Files & Data Formats
Python makes it easy to read and write files. This page covers text files, JSON, and CSV.
Reading and Writing Text Files
Reading a File
from pathlib import Path
content = Path("data.txt").read_text(encoding="utf-8")
print(content)
Writing a File
from pathlib import Path
Path("output.txt").write_text("Hello, World!", encoding="utf-8")
Using Context Manager (Traditional Way)
with open("data.txt", "r", encoding="utf-8") as f:
content = f.read()
with open("output.txt", "w", encoding="utf-8") as f:
f.write("Hello, World!")
Always use context managers
The with statement automatically closes the file, even if an error happens.
File Modes
| Mode | Meaning |
|---|---|
"r" |
Read (default) |
"w" |
Write (overwrites file) |
"a" |
Append (adds to end) |
"x" |
Create (fails if file exists) |
"rb" |
Read binary |
"wb" |
Write binary |
Working with Paths
Use pathlib — it is the modern way to work with file paths:
from pathlib import Path
project_dir = Path("project")
config_file = project_dir / "config" / "settings.json"

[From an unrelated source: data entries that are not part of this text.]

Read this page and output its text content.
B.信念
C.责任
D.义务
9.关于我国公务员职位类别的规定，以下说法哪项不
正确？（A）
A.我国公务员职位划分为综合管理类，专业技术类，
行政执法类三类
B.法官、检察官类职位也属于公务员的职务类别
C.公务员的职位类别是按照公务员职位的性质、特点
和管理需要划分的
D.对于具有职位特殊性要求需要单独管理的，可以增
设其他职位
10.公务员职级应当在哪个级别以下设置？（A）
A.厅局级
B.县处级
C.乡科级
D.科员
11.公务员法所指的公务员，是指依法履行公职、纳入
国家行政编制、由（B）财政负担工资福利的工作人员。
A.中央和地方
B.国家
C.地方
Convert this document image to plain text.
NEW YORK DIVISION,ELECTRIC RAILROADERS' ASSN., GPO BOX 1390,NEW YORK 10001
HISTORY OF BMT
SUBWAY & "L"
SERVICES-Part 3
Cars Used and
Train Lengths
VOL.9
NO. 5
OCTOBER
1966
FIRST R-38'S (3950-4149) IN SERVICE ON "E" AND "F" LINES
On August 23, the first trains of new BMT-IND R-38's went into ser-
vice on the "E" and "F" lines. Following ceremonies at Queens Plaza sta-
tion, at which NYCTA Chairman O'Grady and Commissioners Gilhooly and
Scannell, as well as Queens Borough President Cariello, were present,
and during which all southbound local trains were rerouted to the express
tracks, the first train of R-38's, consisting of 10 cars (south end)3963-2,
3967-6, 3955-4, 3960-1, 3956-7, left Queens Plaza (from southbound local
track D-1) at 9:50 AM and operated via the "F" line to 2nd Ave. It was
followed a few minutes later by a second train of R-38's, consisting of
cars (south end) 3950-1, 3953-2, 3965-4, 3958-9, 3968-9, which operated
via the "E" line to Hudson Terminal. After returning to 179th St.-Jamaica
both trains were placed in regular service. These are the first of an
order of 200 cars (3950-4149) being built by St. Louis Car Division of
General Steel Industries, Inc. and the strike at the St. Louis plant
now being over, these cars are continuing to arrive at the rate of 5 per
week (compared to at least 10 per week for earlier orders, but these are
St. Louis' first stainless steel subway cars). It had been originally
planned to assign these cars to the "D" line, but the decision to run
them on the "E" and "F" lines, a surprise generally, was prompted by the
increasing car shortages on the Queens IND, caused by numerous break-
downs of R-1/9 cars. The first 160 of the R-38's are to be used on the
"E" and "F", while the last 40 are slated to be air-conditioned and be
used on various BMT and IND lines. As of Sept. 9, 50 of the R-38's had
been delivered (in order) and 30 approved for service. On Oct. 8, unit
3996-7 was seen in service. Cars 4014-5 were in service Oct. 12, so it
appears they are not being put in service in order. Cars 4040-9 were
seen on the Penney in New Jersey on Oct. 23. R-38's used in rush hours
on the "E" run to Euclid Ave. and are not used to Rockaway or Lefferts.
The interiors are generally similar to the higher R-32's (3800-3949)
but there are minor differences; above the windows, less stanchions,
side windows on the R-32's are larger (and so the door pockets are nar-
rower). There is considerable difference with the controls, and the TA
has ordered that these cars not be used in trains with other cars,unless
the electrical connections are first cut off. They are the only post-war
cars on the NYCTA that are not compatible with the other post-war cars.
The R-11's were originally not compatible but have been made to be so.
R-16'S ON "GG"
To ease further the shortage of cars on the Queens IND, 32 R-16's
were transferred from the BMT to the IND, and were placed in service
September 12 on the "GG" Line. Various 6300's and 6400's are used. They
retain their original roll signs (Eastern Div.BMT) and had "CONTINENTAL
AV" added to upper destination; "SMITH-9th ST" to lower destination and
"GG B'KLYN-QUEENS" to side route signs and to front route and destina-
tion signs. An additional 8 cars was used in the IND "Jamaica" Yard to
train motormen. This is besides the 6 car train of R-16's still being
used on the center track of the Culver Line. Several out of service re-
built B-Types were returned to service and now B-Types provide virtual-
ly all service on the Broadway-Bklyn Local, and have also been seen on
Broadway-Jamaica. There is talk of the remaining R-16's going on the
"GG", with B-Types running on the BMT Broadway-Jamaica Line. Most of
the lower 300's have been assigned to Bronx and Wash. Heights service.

print(config_file.exists()) # True/False
print(config_file.name) # "settings.json"
print(config_file.suffix) # ".json"
print(config_file.parent) # project/config
print(config_file.is_file()) # True/False
List Files in a Directory
from pathlib import Path
for file in Path("tests").glob("*.py"):
print(file.name)
for file in Path("project").rglob("*.py"):
print(file) # recursive search
JSON
JSON is the most common data format for APIs and configuration.
Reading JSON
import json
from pathlib import Path
data = json.loads(Path("data.json").read_text(encoding="utf-8"))
print(data["name"])
Writing JSON
import json
from pathlib import Path
data = {"name": "Alice", "scores": [90, 85, 92]}
Path("output.json").write_text(
json.dumps(data, indent=2, ensure_ascii=False),
encoding="utf-8",
)
JSON with Custom Types
import json
from datetime import datetime
def json_serializer(obj):
if isinstance(obj, datetime):
return obj.isoformat()
raise TypeError(f"Type {type(obj)} is not serializable")

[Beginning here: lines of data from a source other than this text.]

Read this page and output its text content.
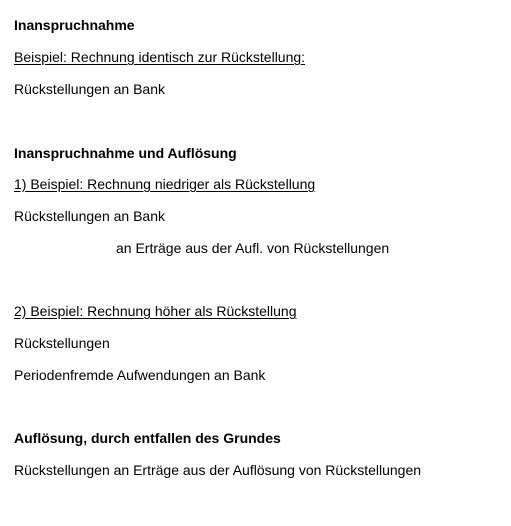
Inanspruchnahme
Beispiel: Rechnung identisch zur Rückstellung:
Rückstellungen an Bank
Inanspruchnahme und Auflösung
1) Beispiel: Rechnung niedriger als Rückstellung
Rückstellungen an Bank
an Erträge aus der Aufl. von Rückstellungen
2) Beispiel: Rechnung höher als Rückstellung
Rückstellungen
Periodenfremde Aufwendungen an Bank
Auflösung, durch entfallen des Grundes
Rückstellungen an Erträge aus der Auflösung von Rückstellungen
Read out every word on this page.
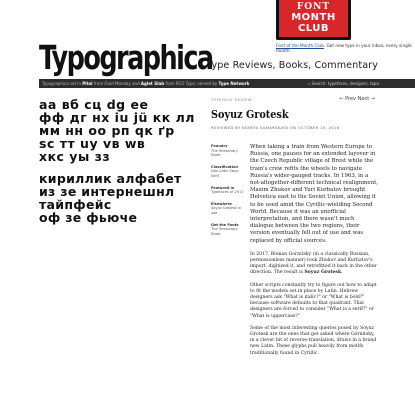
FONT
MONTH
CLUB
Font of the Month Club. Get new type in your inbox, every single month.
Typographica
Type Reviews, Books, Commentary
Typographica set in Pitol from Ould Monday and Aglet Slab from RCO Type; served by Type Network	⌕ Search: typefaces, designer, topic
аа вб сц dg ее
фф дг нх iu jü кк лл
мм нн оо рп qк ґр
sc тт uy vв wв
хкс уы зз
кириллик алфабет
из зе интернешнл
тайпфейс
оф зе фьюче
TYPEFACE REVIEW	← Prev Next →
Soyuz Grotesk
REVIEWED BY KSENYA SAMARSKAYA ON OCTOBER 10, 2018
Foundry
The Temporary State
Classification
Non-Latin Sans-Serif
Featured in
Typefaces of 2017
Elsewhere
Soyuz Grotesk in use
Get the Fonts
The Temporary State

When taking a train from Western Europe to Russia, one pauses for an extended layover in the Czech Republic village of Brest while the train's crew refits the wheels to navigate Russia's wider-gauged tracks. In 1963, in a not-altogether-different technical realignment, Maxim Zhukov and Yuri Kurbatov brought Helvetica east to the Soviet Union, allowing it to be used amid the Cyrillic-wielding Second World. Because it was an unofficial interpretation, and there wasn't much dialogue between the two regions, their version eventually fell out of use and was replaced by official sources.

In 2017, Roman Gornitsky (in a classically Russian, permissionless manner) took Zhukov and Kurbatov's import, digitized it, and retrofitted it back in the other direction. The result is Soyuz Grotesk.

Other scripts constantly try to figure out how to adapt to fit the models set in place by Latin. Hebrew designers ask "What is italic?" or "What is bold?" because software defaults to that quadrant. Thai designers are forced to consider "What is a serif?" or "What is uppercase?"

Some of the most interesting queries posed by Soyuz Grotesk are the ones that get asked where Gornitsky, in a clever bit of reverse-translation, draws in a brand new Latin. These glyphs pull heavily from motifs traditionally found in Cyrillic.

data = {"timestamp": datetime.now()}
json_text = json.dumps(data, default=json_serializer)
CSV
CSV files store tabular data (rows and columns).
Reading CSV
import csv
from pathlib import Path
with Path("users.csv").open(encoding="utf-8") as f:
reader = csv.DictReader(f)
for row in reader:
print(row["name"], row["email"])
Writing CSV
import csv
from pathlib import Path
users = [
{"name": "Alice", "email": "alice@example.com"},
{"name": "Bob", "email": "bob@example.com"},
]
with Path("output.csv").open("w", newline="", encoding="utf-8") as f:
writer = csv.DictWriter(f, fieldnames=["name", "email"])
writer.writeheader()
writer.writerows(users)
YAML
YAML is used for configuration files. It is more readable than JSON for complex settings.
Install
uv add pyyaml
Reading YAML
import yaml
from pathlib import Path
data = yaml.safe_load(Path("config.yaml").read_text(encoding="utf-8"))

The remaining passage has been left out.